Insurance mergers are likely to continue into the next decade as the business environment becomes more complex.

Speaking to StrategicRISK, Hans Jorg Schill of Fraport, says: “Insurance companies will continue to merge as we’ve seen with the recent ACE and Chubb, and XL and Caitlin deals. The drivers for these mergers are a reduction in cost and to offer greater capacity to clients.”

Stefan Braasch, of Martens & Prahl Holding agrees. “Insurance companies are facing a lot of change in terms of their structure, such as a separation of insurance branches and business lines, further outsourcing of services, regulatory changes, challenges in interest rates, overcapacity in several markets, high combined ratios, and digitalisation. What we have seen in the past is that such changes leads to balance-sheet focused management.

“As a result, insurance companies will continue to merge. Some companies will be sold, others may decide to stop underwriting and/or close branches or particular lines and, some companies may go out of business. So we will probably see fewer independent insurance companies.

“However, those companies that focus on the industrial business, will need insurance managers and underwriting experts who understand the needs of the industry and who can offer adequate solutions and capacities.”

Both Schill and Braasch will participate in today’s panel debate looking at insurance companies of 2025.

Looking ahead to 2025, Braasch predicts that insurance will change faster in the next 10 years than it did done in the last decade. He says: “The speed of change can be attributed to a number of factors including digital advancement, manmade and natural disasters, new demands from the producing industry, the impact of the capital markets and demographic changes in the established markets which could lead to a lack of experts in the insurance world.”
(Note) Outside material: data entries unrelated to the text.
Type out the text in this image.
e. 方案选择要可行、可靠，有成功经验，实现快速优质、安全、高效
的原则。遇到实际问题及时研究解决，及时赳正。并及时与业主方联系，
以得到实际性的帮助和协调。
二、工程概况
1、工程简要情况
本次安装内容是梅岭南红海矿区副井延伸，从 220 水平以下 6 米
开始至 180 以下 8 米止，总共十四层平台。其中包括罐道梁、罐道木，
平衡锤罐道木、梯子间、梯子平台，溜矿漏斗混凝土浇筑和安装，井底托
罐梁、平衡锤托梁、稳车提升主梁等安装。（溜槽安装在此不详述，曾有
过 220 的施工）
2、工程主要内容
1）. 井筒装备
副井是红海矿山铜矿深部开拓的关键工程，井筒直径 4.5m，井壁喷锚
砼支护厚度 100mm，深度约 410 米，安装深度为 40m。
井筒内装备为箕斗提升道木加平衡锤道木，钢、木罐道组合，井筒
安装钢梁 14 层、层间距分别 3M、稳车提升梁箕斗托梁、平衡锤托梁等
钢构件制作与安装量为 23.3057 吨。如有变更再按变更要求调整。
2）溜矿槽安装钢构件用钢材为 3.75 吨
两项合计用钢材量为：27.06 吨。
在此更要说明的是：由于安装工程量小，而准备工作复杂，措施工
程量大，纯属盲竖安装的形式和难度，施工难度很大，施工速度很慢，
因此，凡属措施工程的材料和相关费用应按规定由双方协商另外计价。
More specifically, he outlined specific changes within two lines of insurance:

  • · Personal lines will be dominated by the digitalization, which could have an impact on distribution and could we could see developments in automatic claims handling.
  • · Commercial lines: as the risk landscape becomes more complex, companies will probably demand more insurance consultative services. This will lead to an increase of the demand for the holistic consultant services offered by brokers

The panel session will take place today at 11:30. It will be chaired by Dr. Marc Surminski, editor-in-chief Zeitschrift für Versicherungswesen and participants also include: Stephan Schroder, Axa Corporate Solutions and Dr. Joachim ten Eicken, HDI-Gerling Industrie Versicherung.